– Qu’as-tu mon amour ?
Les mots glissent sur lui, telle la pluie sur la feuille de lotus à la saison de la mousson. Ce n’est qu’un songe, douloureux et cruel. Otomo ferme les yeux. Il serre les poings comme pour se frapper, mais ses mains retombent sur ses cuisses, molles et sans vie.
– Quand cesseras-tu de me hanter ? murmure-t-il à l’adresse du vide.
Une odeur de poudre, de bois humide et de pain chaud lui chatouille le nez.

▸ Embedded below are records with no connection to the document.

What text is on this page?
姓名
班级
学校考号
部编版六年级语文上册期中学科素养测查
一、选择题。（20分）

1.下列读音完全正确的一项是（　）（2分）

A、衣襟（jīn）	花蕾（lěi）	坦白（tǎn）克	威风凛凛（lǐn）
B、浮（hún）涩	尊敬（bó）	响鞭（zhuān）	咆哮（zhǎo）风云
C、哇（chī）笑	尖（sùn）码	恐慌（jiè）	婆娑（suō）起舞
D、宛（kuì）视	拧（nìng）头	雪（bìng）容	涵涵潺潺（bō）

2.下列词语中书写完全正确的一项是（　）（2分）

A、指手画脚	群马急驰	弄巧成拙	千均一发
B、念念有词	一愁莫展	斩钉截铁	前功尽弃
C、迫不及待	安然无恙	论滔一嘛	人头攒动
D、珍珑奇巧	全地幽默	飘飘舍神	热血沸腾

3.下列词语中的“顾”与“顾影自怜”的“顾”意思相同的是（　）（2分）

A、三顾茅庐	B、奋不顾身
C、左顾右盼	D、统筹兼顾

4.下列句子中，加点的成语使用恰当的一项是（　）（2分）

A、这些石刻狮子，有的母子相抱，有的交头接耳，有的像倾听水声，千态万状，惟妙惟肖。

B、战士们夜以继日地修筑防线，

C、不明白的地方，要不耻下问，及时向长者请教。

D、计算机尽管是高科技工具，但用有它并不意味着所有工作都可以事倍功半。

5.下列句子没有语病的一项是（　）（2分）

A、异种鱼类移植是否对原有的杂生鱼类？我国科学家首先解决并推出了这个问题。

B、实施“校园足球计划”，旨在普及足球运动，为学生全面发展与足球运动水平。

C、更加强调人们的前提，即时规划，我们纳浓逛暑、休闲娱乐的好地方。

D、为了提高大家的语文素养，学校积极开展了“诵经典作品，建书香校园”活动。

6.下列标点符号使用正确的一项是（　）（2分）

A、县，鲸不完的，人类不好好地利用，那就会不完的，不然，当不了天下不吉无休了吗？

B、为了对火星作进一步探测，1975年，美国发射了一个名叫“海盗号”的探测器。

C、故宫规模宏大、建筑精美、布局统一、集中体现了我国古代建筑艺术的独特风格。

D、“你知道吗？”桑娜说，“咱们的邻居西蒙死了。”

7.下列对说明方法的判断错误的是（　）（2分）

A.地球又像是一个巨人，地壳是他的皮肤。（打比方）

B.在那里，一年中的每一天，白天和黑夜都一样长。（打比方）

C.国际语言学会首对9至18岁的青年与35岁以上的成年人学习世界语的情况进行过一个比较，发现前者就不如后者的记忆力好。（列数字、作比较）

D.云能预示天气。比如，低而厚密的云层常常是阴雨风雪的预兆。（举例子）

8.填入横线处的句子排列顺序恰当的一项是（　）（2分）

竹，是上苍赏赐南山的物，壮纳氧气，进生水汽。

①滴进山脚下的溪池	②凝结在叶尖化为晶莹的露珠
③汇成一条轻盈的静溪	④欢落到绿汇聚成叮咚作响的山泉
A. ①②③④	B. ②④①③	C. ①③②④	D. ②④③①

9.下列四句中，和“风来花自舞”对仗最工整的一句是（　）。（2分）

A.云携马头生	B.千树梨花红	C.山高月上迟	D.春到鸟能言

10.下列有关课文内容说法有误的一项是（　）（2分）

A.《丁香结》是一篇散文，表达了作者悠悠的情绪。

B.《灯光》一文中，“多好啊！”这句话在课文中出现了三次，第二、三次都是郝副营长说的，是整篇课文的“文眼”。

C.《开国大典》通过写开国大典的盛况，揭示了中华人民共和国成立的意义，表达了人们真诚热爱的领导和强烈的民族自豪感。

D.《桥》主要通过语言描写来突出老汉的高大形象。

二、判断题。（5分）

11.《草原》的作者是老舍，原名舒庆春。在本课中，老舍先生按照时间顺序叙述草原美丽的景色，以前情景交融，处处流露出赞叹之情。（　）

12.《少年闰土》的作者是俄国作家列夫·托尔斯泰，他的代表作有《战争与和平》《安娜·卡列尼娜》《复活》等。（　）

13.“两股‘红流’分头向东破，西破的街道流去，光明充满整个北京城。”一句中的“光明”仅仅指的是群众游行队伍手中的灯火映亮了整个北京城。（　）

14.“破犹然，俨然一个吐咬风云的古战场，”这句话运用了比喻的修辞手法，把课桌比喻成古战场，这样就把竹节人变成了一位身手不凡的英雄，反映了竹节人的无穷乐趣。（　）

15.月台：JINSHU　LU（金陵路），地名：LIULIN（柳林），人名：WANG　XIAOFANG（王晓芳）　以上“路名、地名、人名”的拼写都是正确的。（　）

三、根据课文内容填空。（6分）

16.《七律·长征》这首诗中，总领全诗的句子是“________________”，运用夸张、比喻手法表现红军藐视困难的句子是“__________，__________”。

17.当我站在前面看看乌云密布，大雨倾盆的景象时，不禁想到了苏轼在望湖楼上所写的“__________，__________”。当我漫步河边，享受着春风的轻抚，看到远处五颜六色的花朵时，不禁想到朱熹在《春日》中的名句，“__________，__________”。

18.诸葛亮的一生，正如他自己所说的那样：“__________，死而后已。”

La figure dissimulée par un passe-montagne, il n’aperçoit que l’éclat de ses yeux heureux. Elle tend la main. Sur le gant de laine, des flocons se posent puis fondent, ne laissant pour seule trace de leur passage qu’une tache humide et sombre.
– Regarde, souffle-t-elle, comme elle rassemble de la neige pour sculpter un jizo éphémère.
Accroupie dans la couche floconneuse, elle élève un petit monticule blanc. Ses mouvements sont nets, précis, en même temps qu’ils sont alourdis par cette douleur sourde qui ne les a jamais quittés. Otomo s’agenouille à ses côtés. Les jambes enfoncées dans la neige, il tend à son tour une main vers l’éphémère sculpture. Un instant, il suspend son geste, puis creuse les yeux tandis que Kazue en affine les courbes. Soudain, un bruit de pas trouble le silence des lieux. Otomo lève son visage en direction du bruit. Mais il ne découvre que la plaine, plantée de sapins, recouverte par l’épais tapis neigeux. Kazue aussi a relevé la tête et le tire par la manche. D’un geste de la main, elle lui indique la direction de la cascade gelée ; un cerf Sika s’est arrêté de l’autre côté. Les yeux grands ouverts, il scrute l’horizon. Mais alors qu’il se penche pour boire à la rivière, il se relève aussitôt et disparaît dans un bruit de déflagration. Un liquide chaud et poisseux l’éclabousse tandis qu’il découvre le regard vide de Kazue, dont le corps tombe en arrière. Il hurle, mais aucun son ne s’échappe de sa bouche. Indifférent, le jizo observe la scène. Allongée dans sur le manteau blanc, le sol se gorge de son sang. Otomo se précipite en direction de l’auteur et s’effondre à son tour. À genoux, il n’en aperçoit que la silhouette grossière. Hébété, il fixe la neige rougie, puis son regard se déporte vers sa veste noircie. Machinalement, il porte ses mains à son abdomen, puis les relève. Elles sont rouge, rouge comme le sang de Kazue. Otomo ne comprend pas ; il n’a pas mal. Dans le ciel, des flocons blancs descendent, secoués au gré des vents dominants. L’un d’entre eux se pose sur son nez, tandis qu’une ombre se penche sur lui. Il est bien en peine d’en deviner les traits ; ils sont dissimulés derrière d’épaisses couches de laine. À hauteur de son visage, elle murmure quelques mots au creux de son oreille. Mais il est trop tard, car il n’entend pas ; la vie le fuit déjà.
Au loin dans le ciel bleu, il voit les grains célestes tourbillonner au-dessus de sa tête ; seul lui parvient encore le bruit des pas de la silhouette dans la neige épaisse.